An anti-bullying sign hangs on a wall in a school in this file image.

How to tell if your child is being bullied at school and how to help

Bullying takes many forms, here’s how you can help your child if you suspect they could be a victim.


An anti-bullying sign hangs on a wall in a school in this file image.

Back to school time can be an exciting and exhilarating experience but for some children it is a time tainted with secret dread because of the threat of bullying.

Bullying takes many forms but the ultimate results are destructive whether the abuse is physical or emotional.

It can be difficult for parents to detect that their child is being bullied, especially since the child may be deeply embarrassed about what they have been experiencing and might seek to conceal this from parents.

Some of these signs of bullying could be down to other problems but each warrants further investigation on the part.

Signs your child could be a victim of bullying

Unexplained cuts, bruises and scrapes.
Children do get their fair share of cuts and bruises and scratches but parents should quiz their kids on their injuries and be wary of evasive or obviously made up answers.

Unexplained loss of possessions
Bullies will often take things from other children by force or coerce them into giving them money or other possessions, make sure you keep a close eye on your child’s toys and gadgets.

Doesn’t want to go to school
This is a pretty clear sign that something is wrong at school, though it could be down to any number of things but needs to be explored with your child.

Afraid to be left alone: wants you there at dismissal, suddenly clingy
Emotional neediness in children is an obvious symptom of emotional need. Try to avoid interrogating a child just for being clingy but keep an eye out for changes in behaviour.

Changes in behaviour, remarks of loneliness
As your child grows up their personality will evolve but sharp changes in demeanor or behaviour can be warning signs. Isolation or loneliness are common feelings for people suffering from peer abuse.

Physical complaints; headaches, stomachaches etc
The stress of being subjected to bullying can manifest in physical complaints, children will also fake headaches or stomach aches to get out of a class and away from a bully or to get sent home.

Difficulty sleeping, nightmares, cries self to sleep, bed wetting
Problems around sleeping are typical indicators of an emotionally distressed child.

Change in eating habits
Decreases or increases in appetite are common in people put under emotional stress.

Begins bullying siblings or younger kids.
The bullied will often become bullies themselves, taking their frustration and emotional distress out on anyone weaker or more vulnerable than themselves. This cycle can create a toxic environment in schools where bullying goes unchecked or becomes normalized behavior.

Waits to get home to use the bathroom.
School bathrooms are often the scene of bullying, as supervising adults seldom enter without reason and a child waiting to get home to use the bathroom can be a warning sign.

Suddenly has fewer friends
Bullied children will often withdraw from their friend group, especially if their bully is in their circle of friends.

Sudden and significant drop in school performance
Most parents would notice this and it goes without saying that plummeting academic displays are an indication that something is wrong, it may not be down to bullying but it is something that should get your attention.

Blames self for problems; feels “not good enough”
Children learn self hate from others and if they suddenly become morbid it warrants investigation.
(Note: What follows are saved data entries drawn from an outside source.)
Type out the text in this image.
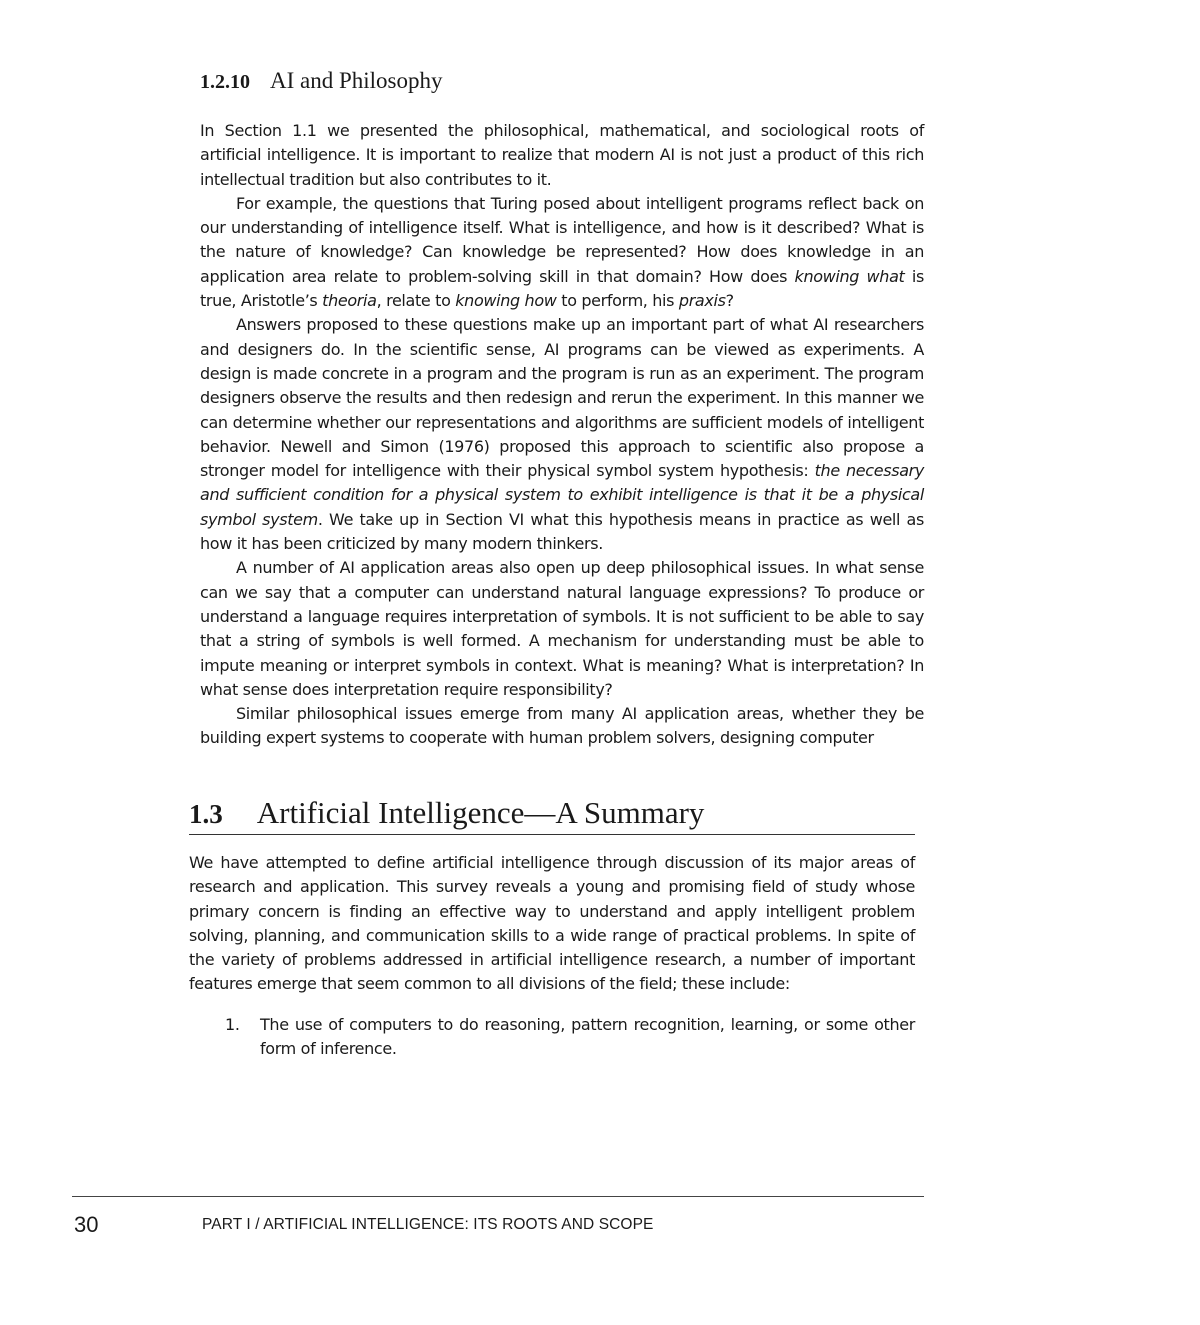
1.2.10 AI and Philosophy

In Section 1.1 we presented the philosophical, mathematical, and sociological roots of artificial intelligence. It is important to realize that modern AI is not just a product of this rich intellectual tradition but also contributes to it.

For example, the questions that Turing posed about intelligent programs reflect back on our understanding of intelligence itself. What is intelligence, and how is it described? What is the nature of knowledge? Can knowledge be represented? How does knowledge in an application area relate to problem-solving skill in that domain? How does knowing what is true, Aristotle’s theoria, relate to knowing how to perform, his praxis?

Answers proposed to these questions make up an important part of what AI researchers and designers do. In the scientific sense, AI programs can be viewed as experiments. A design is made concrete in a program and the program is run as an experiment. The program designers observe the results and then redesign and rerun the experiment. In this manner we can determine whether our representations and algorithms are sufficient models of intelligent behavior. Newell and Simon (1976) proposed this approach to scientific also propose a stronger model for intelligence with their physical symbol system hypothesis: the necessary and sufficient condition for a physical system to exhibit intelligence is that it be a physical symbol system. We take up in Section VI what this hypothesis means in practice as well as how it has been criticized by many modern thinkers.

A number of AI application areas also open up deep philosophical issues. In what sense can we say that a computer can understand natural language expressions? To produce or understand a language requires interpretation of symbols. It is not sufficient to be able to say that a string of symbols is well formed. A mechanism for understanding must be able to impute meaning or interpret symbols in context. What is meaning? What is interpretation? In what sense does interpretation require responsibility?

Similar philosophical issues emerge from many AI application areas, whether they be building expert systems to cooperate with human problem solvers, designing computer

1.3 Artificial Intelligence—A Summary

We have attempted to define artificial intelligence through discussion of its major areas of research and application. This survey reveals a young and promising field of study whose primary concern is finding an effective way to understand and apply intelligent problem solving, planning, and communication skills to a wide range of practical problems. In spite of the variety of problems addressed in artificial intelligence research, a number of important features emerge that seem common to all divisions of the field; these include:

1. The use of computers to do reasoning, pattern recognition, learning, or some other form of inference.
30	PART I / ARTIFICIAL INTELLIGENCE: ITS ROOTS AND SCOPE
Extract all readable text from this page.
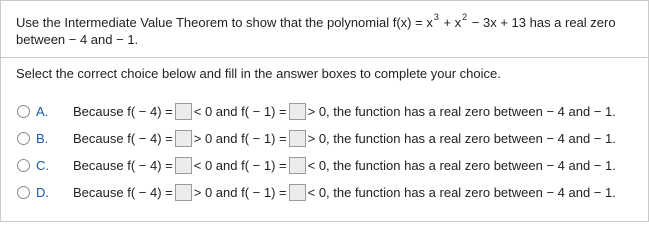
Use the Intermediate Value Theorem to show that the polynomial $f(x) = x^3 + x^2 - 3x + 13$ has a real zero
between − 4 and − 1.
Select the correct choice below and fill in the answer boxes to complete your choice.
A.	Because f( − 4) = < 0 and f( − 1) = > 0, the function has a real zero between − 4 and − 1.
B.	Because f( − 4) = > 0 and f( − 1) = > 0, the function has a real zero between − 4 and − 1.
C.	Because f( − 4) = < 0 and f( − 1) = < 0, the function has a real zero between − 4 and − 1.
D.	Because f( − 4) = > 0 and f( − 1) = < 0, the function has a real zero between − 4 and − 1.
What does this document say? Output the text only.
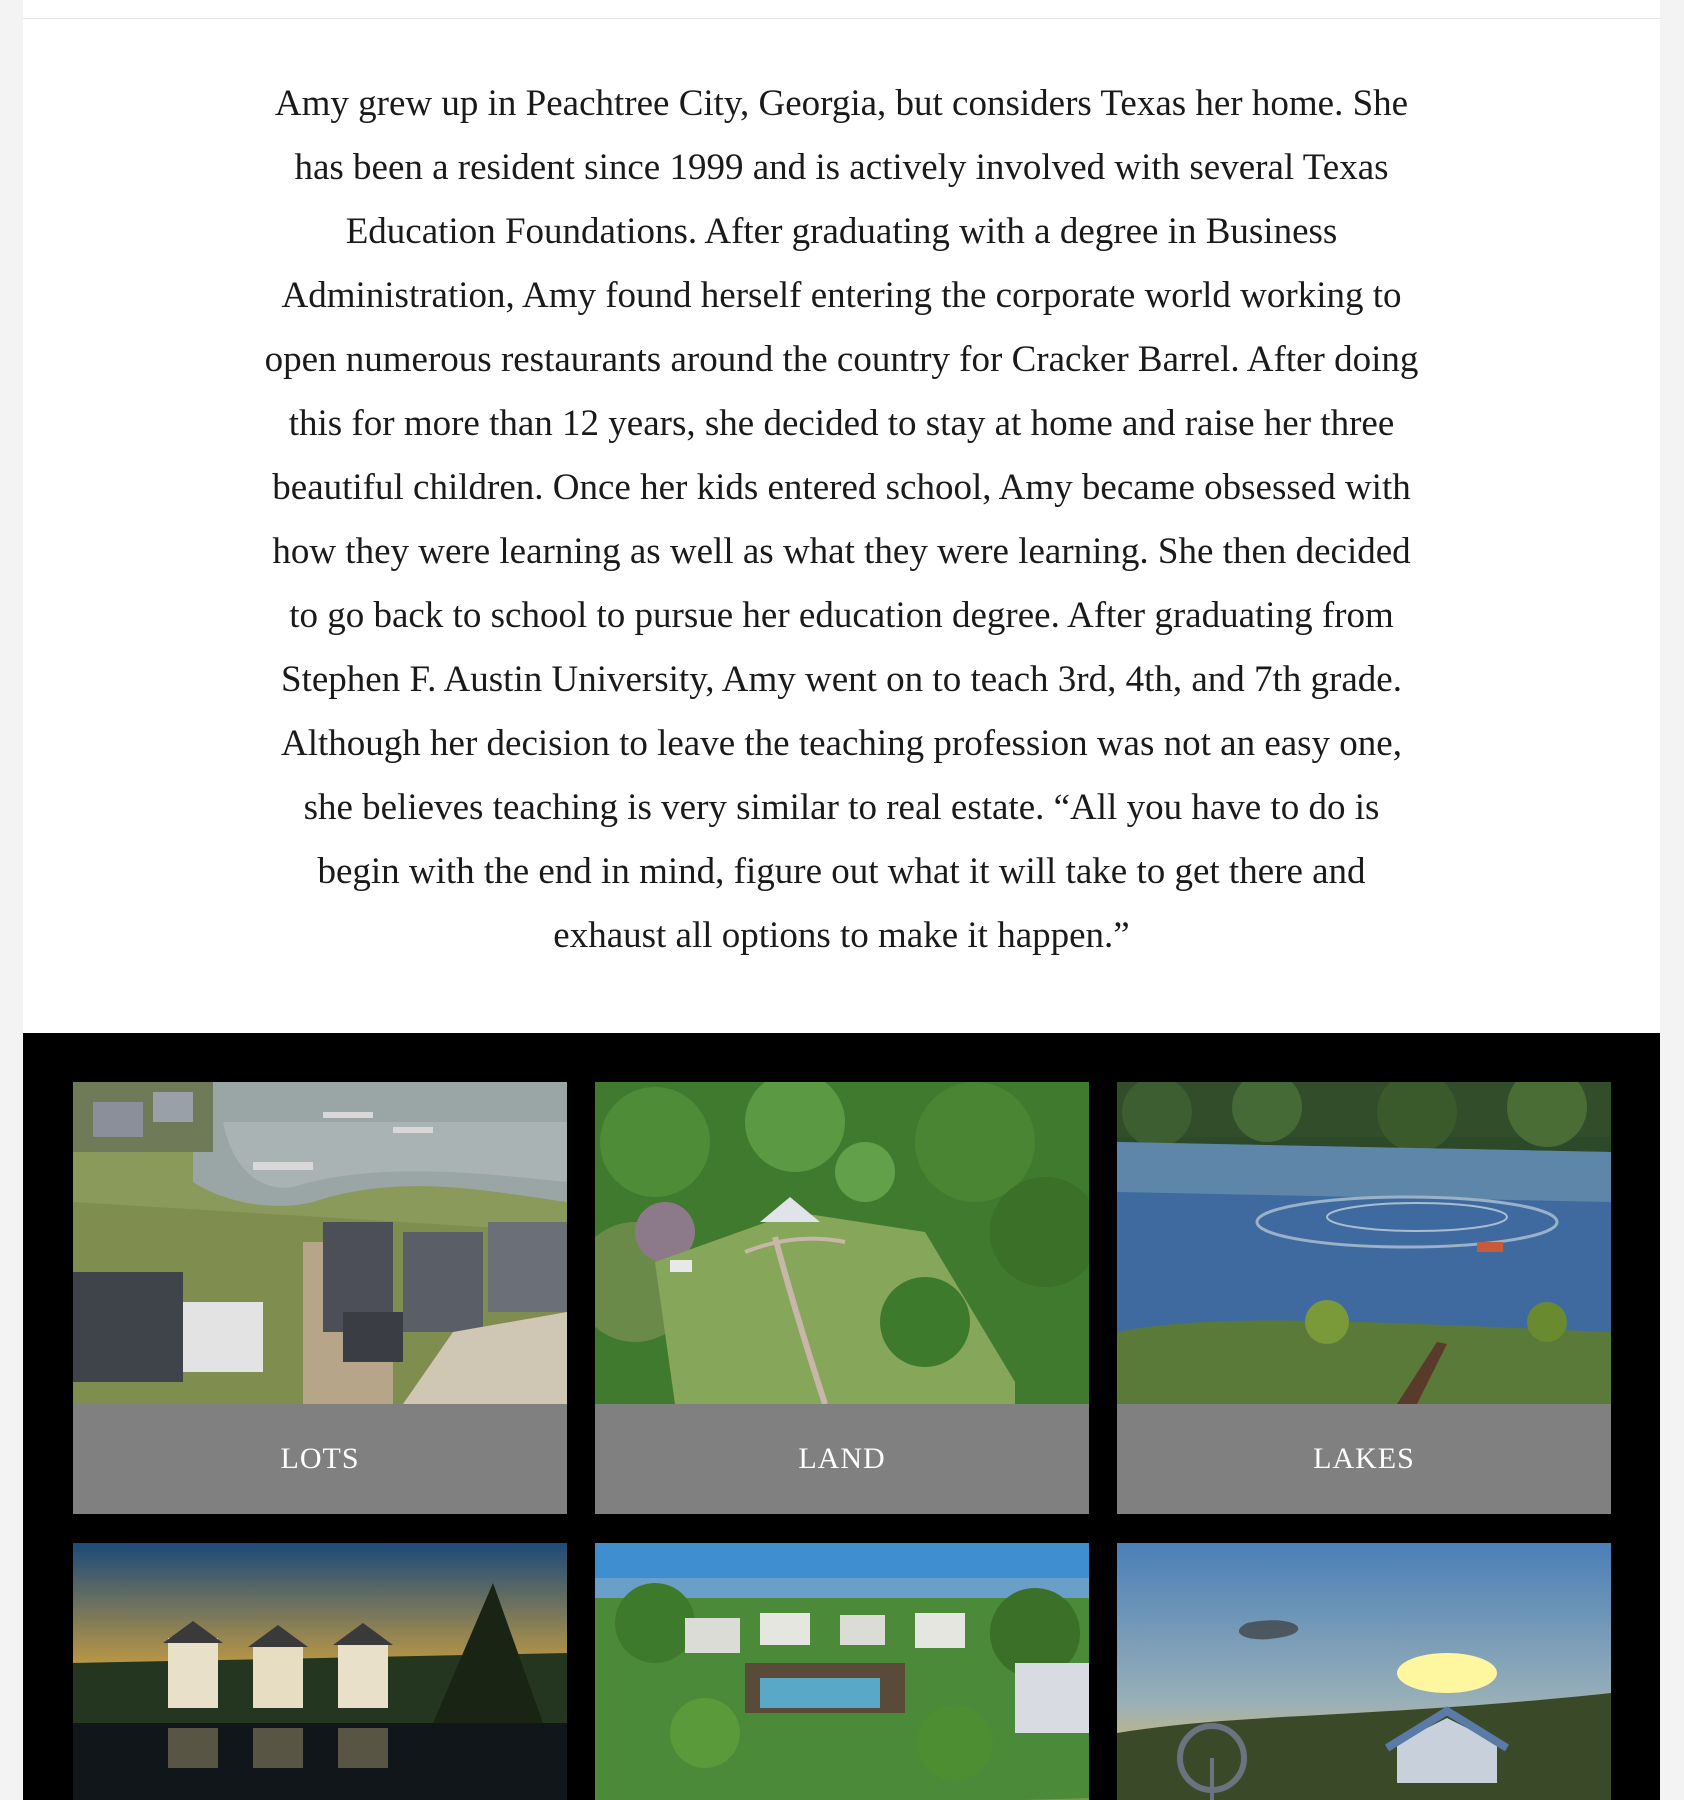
Amy grew up in Peachtree City, Georgia, but considers Texas her home. She has been a resident since 1999 and is actively involved with several Texas Education Foundations. After graduating with a degree in Business Administration, Amy found herself entering the corporate world working to open numerous restaurants around the country for Cracker Barrel. After doing this for more than 12 years, she decided to stay at home and raise her three beautiful children. Once her kids entered school, Amy became obsessed with how they were learning as well as what they were learning. She then decided to go back to school to pursue her education degree. After graduating from Stephen F. Austin University, Amy went on to teach 3rd, 4th, and 7th grade. Although her decision to leave the teaching profession was not an easy one, she believes teaching is very similar to real estate. “All you have to do is begin with the end in mind, figure out what it will take to get there and exhaust all options to make it happen.”

LOTS	LAND	LAKES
Talks about feeling helpless or about suicide; runs away
*The mere mention of suicide should trigger an emotional response from a loving parent and further investigation. Most children who commit suicide, do so because they are being bullied or abused.

What to do if your child is being bullied

Avoid making assumptions and jumping into immediate action. Parents may experience the instinct to protect their children by sacking Carthage and sowing salt into the soil.

Avoid arranging a meeting with the bully or their parents. These meetings are awkward and do little to resolve the issue.

Teach your child how to deal with bullying in an appropriate way. Preparing children for a mean and harsh world is unfortunately something you will have to do. We don’t recommend combat training your child, though martial arts are an enjoyable past-time and can do wonders for self-esteem, problem solving with compassion will help your child cope with the emotional distress.

Offer your child emotional reinforcement and make sure you convey how much you love them and they mean to you to buffer them against the harsh reality of the world around them.

If the bullying is particularly severe and/or targeted even if it isn’t physical it should be brought to the attention of the school. Legal options are also available for children subjected to cyberbullying or physical violence.

The bullying your child describes may sound very mild to you but don’t underestimate the effect of a constant barrage of taunts, however unimaginative they may be on a child and don’t try to minimize the experience as this may double back on your child who will then feel even worse about having told you.

Try to ensure that you child has a trusted teacher or another adult that they can talk to or consult during the school day and try to keep in touch with that person.

*If your child communicates suicidal thoughts or ideas, it is essential to get your child evaluated by licensed mental health practitioner immediately.